Saturday 7 April 2012

Comment on "In Defence of podcasts (even if they don't make money)"

This is a comment I made in the comment thread of this article:




So we’re talking here about comedy podcasts, pop culture podcasts, news podcasts, tech podcasts, educational podcasts, interview podcasts and music podcasts. This shows some of the range of what is out there.

Then you have 3 strands of content:

1. Podcasts made independently by people who are complete unknowns
2. Podcasts made independently by people who have an existing brand to draw audiences in
3. Podcasted versions of existing radio shows

In my view all of the above are great. Together they can form an on demand user created audio world. You get to choose your own radio station. And importantly you get to mix up “amateur” and “professional” content, both can, and should learn from each other, and both offer much to the listener. You have to seek out what you like which is actually one of the barriers not mentioned in this thread. Lots of people talk of not liking what is out there, but really they mean what they can find out there, since podcasts are not all long and not all anything. Sure it is an outlet for long form and free form audio. And I think audiences do desire long things and improvisational things. But that isn’t all that podcasting is.

One thing podcasting needs are filters. The tech stuff is getting better but people will still be overwhelmed by having to go through all the material on their own to find what works for them. Lots of people don’t want to have to search out shows they want them given to them by a reliable filter, such as a TV Channel. That is what is really great about the development of podcasting networks and of shows that review and recommend other podcasts, that stuff is important to mainstream audiences. And niche audiences too come to think of it.

In terms of the tech, app culture is helping to make podcasting more mainstream, now with apps like Stitcher Smart Radio there is less transferring and less hassle for you to programme your own stations. Smart phones are very mainstream and people have learned through them to download and use apps. They don’t consider that hard the way they do searching on iTunes. This means that it doesn’t matter that apple don’t really give a shit about the medium, we basically don’t (or won’t) need them anymore.

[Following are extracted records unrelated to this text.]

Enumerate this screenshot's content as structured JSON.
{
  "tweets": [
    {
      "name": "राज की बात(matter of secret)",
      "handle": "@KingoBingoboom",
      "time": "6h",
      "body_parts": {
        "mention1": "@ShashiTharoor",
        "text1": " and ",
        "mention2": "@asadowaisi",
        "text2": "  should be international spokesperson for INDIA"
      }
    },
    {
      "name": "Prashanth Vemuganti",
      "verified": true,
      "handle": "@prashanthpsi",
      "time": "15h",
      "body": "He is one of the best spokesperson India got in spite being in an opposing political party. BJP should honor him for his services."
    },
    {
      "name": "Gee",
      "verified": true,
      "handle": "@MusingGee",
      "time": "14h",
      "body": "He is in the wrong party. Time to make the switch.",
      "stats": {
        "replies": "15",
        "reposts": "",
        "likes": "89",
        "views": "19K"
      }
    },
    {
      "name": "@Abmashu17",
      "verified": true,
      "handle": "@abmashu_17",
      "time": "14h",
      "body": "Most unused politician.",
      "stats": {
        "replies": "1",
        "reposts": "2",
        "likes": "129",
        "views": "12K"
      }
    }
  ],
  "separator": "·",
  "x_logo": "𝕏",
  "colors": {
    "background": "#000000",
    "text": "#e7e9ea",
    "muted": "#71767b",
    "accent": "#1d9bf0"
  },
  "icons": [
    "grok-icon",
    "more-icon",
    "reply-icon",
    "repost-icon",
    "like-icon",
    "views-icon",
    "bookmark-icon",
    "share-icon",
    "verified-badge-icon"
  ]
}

The genre that is missing from my list and from the discussion on this thread that will help take podcasting into the mainstream is drama. There are few great audio dramas or narrative serials out there, or at least none that I’ve managed to find yet, none with the same profile as the other genres. Most of podcasting has settled into conversations or documentaries. Even within comedy podcasting this is the case, although the sketch comedies do lead the way on this. Drama and serial narrative stories are genres that capture the public’s imagination. They also require more writing time, more performance development, more editing, and are generally a much harder beast to create to a high standard from an independent or DIY perspective. But they will come eventually I think.

Podcasting does offer new tones that you can’t find in other media. It is more intimate, more interactive, unmediated, due to how it is done and how it is consumed. That’s why free flowing conversation has become its strongest strand. This isn’t available in the same way anywhere, not even on talk radio where the pressures and structure is very different. Two people in a room is very different from two people in front of mics in a studio.

The potential DIY element of podcasting is something that feels fresh and new. It can take us into personal spaces, from the dressing rooms of the famous to the bedrooms of the unfamous, and to so many places in between, catching people in moments that are a world away from what you capture on TV or on most radio. The microphone can go anywhere and because podcasts can be fully independent often there is no one telling the podcaster where to take it and how to do it. They figure out their own rules on their own and so hit on different solutions to the ones we’re used to.

I make a podcast that tries to explore these elements of the form. It’s a series of conversations with people I know, from my closest friends and family, to someone I met once at a party. It’s tagline is “There are lots of shows about famous people this show is about the rest of us.”


Or search for it on iTunes or Stitcher under its name Getting Better Acquainted.

It’s one of a few independent audio shows that I work on. None of them make any money. I have a day job. They all cost lots of time and quite a bit of money to produce. But I love the form. I love the freedom. I love connecting directly with audiences. Which isn’t to say I wouldn’t be able to do all of them more and better if I could figure out the monetization problem. But I’m happy to keep pondering that problem as I work on making great audio.

Getting rid of the barriers between creator and audience is a wonderful thing and something that both creators and audiences want. Not all the time sure. We still want lots of mystery out there too. But in a world where so much is mediated, where so much is impersonal, where we feel fragmented, having this direct link, cutting out all the middle people, is a powerful and exciting thing. And that is what podcasting has to offer.